Is there a way to construct a Lyapunon function for a differential equation with a delay term?
Indeed, it is possible sometimes to construct Lyapunov functions for a delay equation. Note that the complication is caused by the discontinuities, not by the delay (although I realize that the opposite would be expected).
The prescription is similar to the usual one in terms of derivatives. I regret that I cannot afford the time to wrote down the details, but I suggest the following: rewrite the usual conditions for a Lyapunov function without using the derivative, that is, $\dot V(x)=\nabla V(x)\cdot f(x)$ for a Lyapunov function $V$ associated to a differential equation $x'=f(x)$, in terms of the flow. This means the following: for example, if the equation indices a flow $\varphi_t$, the condition $\dot V(x)\le0$ is equivalent to $V(\varphi_t(x))\le V(x)$. With this procedure you can treat the discontinuities as if they were not there.
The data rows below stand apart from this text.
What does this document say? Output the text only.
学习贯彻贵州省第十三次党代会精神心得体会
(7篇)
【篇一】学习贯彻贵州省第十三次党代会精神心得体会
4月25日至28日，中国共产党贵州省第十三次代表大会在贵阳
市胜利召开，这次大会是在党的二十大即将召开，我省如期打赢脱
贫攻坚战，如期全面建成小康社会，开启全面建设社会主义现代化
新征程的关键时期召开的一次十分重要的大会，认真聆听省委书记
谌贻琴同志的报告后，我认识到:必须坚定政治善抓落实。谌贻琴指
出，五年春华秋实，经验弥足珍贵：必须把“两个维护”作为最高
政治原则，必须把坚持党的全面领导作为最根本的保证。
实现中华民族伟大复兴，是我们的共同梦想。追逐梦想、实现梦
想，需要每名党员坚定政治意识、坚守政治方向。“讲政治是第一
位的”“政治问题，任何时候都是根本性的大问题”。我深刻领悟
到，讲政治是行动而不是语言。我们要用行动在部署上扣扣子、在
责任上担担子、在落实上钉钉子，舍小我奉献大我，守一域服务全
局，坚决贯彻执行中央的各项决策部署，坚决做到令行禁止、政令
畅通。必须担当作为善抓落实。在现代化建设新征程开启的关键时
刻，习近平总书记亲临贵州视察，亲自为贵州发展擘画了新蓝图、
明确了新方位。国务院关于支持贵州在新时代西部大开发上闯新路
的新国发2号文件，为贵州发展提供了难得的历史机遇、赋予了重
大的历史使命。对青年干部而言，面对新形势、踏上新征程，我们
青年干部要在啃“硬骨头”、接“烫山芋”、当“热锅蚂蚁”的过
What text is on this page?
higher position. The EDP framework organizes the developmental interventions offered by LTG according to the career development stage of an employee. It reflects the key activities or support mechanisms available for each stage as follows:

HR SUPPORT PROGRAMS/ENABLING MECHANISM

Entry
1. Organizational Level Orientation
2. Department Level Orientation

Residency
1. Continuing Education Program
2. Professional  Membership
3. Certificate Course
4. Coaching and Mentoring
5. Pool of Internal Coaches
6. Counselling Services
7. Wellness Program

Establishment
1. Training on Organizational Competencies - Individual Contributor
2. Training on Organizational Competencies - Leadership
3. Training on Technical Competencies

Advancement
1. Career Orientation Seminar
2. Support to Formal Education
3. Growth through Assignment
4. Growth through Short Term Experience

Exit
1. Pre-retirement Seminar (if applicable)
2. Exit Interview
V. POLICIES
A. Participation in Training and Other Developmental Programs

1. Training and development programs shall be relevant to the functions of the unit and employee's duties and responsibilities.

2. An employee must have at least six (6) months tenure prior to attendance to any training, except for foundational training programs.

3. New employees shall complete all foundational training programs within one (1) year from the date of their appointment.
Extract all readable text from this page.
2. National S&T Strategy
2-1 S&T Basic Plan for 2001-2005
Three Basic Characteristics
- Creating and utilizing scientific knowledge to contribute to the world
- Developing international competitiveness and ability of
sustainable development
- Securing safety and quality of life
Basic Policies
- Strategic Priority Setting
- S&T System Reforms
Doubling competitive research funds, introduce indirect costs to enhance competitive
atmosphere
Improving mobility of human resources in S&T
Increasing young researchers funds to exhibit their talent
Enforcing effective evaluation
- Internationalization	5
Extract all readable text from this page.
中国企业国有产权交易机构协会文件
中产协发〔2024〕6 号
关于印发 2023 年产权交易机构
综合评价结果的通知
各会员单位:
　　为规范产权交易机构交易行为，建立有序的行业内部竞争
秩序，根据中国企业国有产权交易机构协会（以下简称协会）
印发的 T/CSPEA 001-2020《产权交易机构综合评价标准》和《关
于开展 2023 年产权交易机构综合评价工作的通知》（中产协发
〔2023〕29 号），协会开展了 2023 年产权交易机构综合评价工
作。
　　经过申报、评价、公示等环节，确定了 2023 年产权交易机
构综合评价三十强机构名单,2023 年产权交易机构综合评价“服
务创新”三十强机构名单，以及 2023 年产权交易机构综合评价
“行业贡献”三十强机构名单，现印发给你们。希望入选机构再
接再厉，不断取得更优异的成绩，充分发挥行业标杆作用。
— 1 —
In other words, you should use the condition $V(\varphi_t(x))\le V(x)$ instead of $\dot V(x)\le0$, since it does not require derivatives!
As for the stable behavior of the delay equation, you will have to proceed in similar ways as in the classical case. To find out a Lypunov function is sometimes more art than mathematics, and it is the same with delay equations. That depends on the structure of your equation, its properties, etc, so without more information nothing more can be said.